Tale legge (L:R. 29/11/2018, n° 23), anche modificata da benevoli modificazioni proposte dall'opposizione, si colloca nel contesto di quella “deregulation” che ha segnato l'urbanistica nazionale degli ultimi decenni. Negli anni ha preso corpo e sostanza quella che molti studiosi di urbanistica hanno chiamato “Urbanistica di rito ambrosiano”, altri ancora l'hanno definita “urbanistica contrattata” i cui campioni nazionali furono all'epoca il Celeste ex presidente lombardo, on. Roberto Formigoni, e l'on. Maurizio Lupi, già assessore all'urbanistica di Milano all'inizio del nuovo secolo.

La caratteristica di quel tipo di “pianificazione territoriale” consisteva nel fatto che privati e pubblica amministrazione concordavano o più propriamente contrattavano certi tipi di interventi edilizi, non conformi ai Piani Regolatori, li autorizzavano e poi – dopo o contemporaneamente all'approvazione – adeguavano ad essi gli strumenti urbanistici.
Un'urbanistica alla rovescia che poi ha fatto scuola anche in Liguria.

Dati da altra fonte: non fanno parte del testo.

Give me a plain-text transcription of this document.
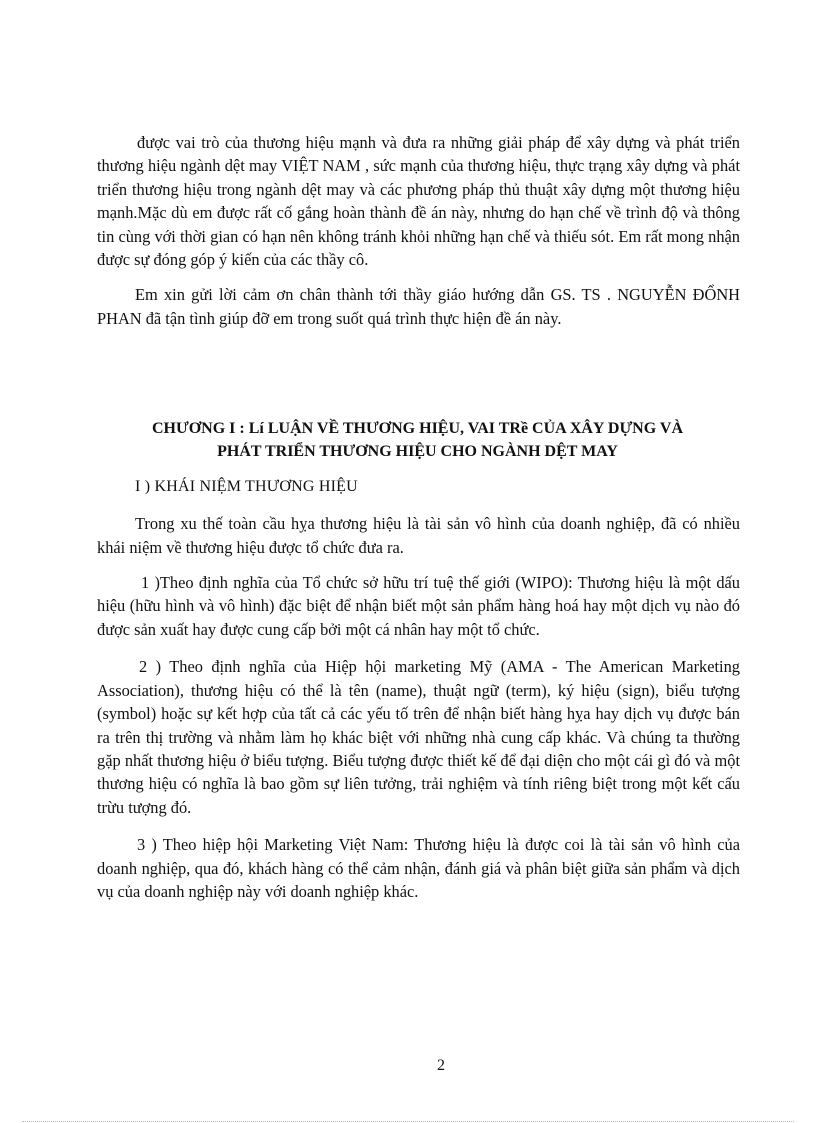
được vai trò của thương hiệu mạnh và đưa ra những giải pháp để xây dựng và phát triển thương hiệu ngành dệt may VIỆT NAM , sức mạnh của thương hiệu, thực trạng xây dựng và phát triển thương hiệu trong ngành dệt may và các phương pháp thủ thuật xây dựng một thương hiệu mạnh.Mặc dù em được rất cố gắng hoàn thành đề án này, nhưng do hạn chế về trình độ và thông tin cùng với thời gian có hạn nên không tránh khỏi những hạn chế và thiếu sót. Em rất mong nhận được sự đóng góp ý kiến của các thầy cô.

Em xin gửi lời cảm ơn chân thành tới thầy giáo hướng dẫn GS. TS . NGUYỄN ĐỔNH PHAN đã tận tình giúp đỡ em trong suốt quá trình thực hiện đề án này.

CHƯƠNG I : Lí LUẬN VỀ THƯƠNG HIỆU, VAI TRề CỦA XÂY DỰNG VÀ
PHÁT TRIỂN THƯƠNG HIỆU CHO NGÀNH DỆT MAY
I ) KHÁI NIỆM THƯƠNG HIỆU

Trong xu thế toàn cầu hỵa thương hiệu là tài sản vô hình của doanh nghiệp, đã có nhiều khái niệm về thương hiệu được tổ chức đưa ra.

1 )Theo định nghĩa của Tổ chức sở hữu trí tuệ thế giới (WIPO): Thương hiệu là một dấu hiệu (hữu hình và vô hình) đặc biệt để nhận biết một sản phẩm hàng hoá hay một dịch vụ nào đó được sản xuất hay được cung cấp bởi một cá nhân hay một tổ chức.

2 ) Theo định nghĩa của Hiệp hội marketing Mỹ (AMA - The American Marketing Association), thương hiệu có thể là tên (name), thuật ngữ (term), ký hiệu (sign), biểu tượng (symbol) hoặc sự kết hợp của tất cả các yếu tố trên để nhận biết hàng hỵa hay dịch vụ được bán ra trên thị trường và nhằm làm họ khác biệt với những nhà cung cấp khác. Và chúng ta thường gặp nhất thương hiệu ở biểu tượng. Biểu tượng được thiết kế để đại diện cho một cái gì đó và một thương hiệu có nghĩa là bao gồm sự liên tưởng, trải nghiệm và tính riêng biệt trong một kết cấu trừu tượng đó.

3 ) Theo hiệp hội Marketing Việt Nam: Thương hiệu là được coi là tài sản vô hình của doanh nghiệp, qua đó, khách hàng có thể cảm nhận, đánh giá và phân biệt giữa sản phẩm và dịch vụ của doanh nghiệp này với doanh nghiệp khác.

2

Per inciso ognuno può capire che tale prassi porta con sé il rischio di compromissioni illecite e del malaffare.
Non necessariamente ed ovunque, ma è evidente e concreto il pericolo di spalancare porte e cancelli alla speculazione immobiliare ed a fenomeni corruttivi. Soprattutto quando si moltiplica l'indice di edificabilità per gli interventi che si vogliono approvare (come pare essere in questo caso).

Speriamo che nessuno voglia trincerarsi dietro la foglia di fico della Legge Regionale citata, avendo già detto in quale contesto culturale quella legge si colloca. Gli urbanisti a volte ricorrono alla metafora dell'insetticida: utile per disinfestare la cantina dagli scarafaggi, criminale se aggiunto al caffè della suocera.

Non v'è nessun obbligo di legge, né alcun automatismo per approvare in Consiglio Comunale quel progetto e lo snaturamento che esso comporta. Si può e si deve rifiutarlo inducendo così un più cauto e riflessivo ripensamento della qualità e quantità volumetrica del progetto.
Sarebbe invece assai grave approvare il tutto, così com'è, in Consiglio col rito ambrosiano assieme alla correlata variante (ad hoc) del PUC vigente.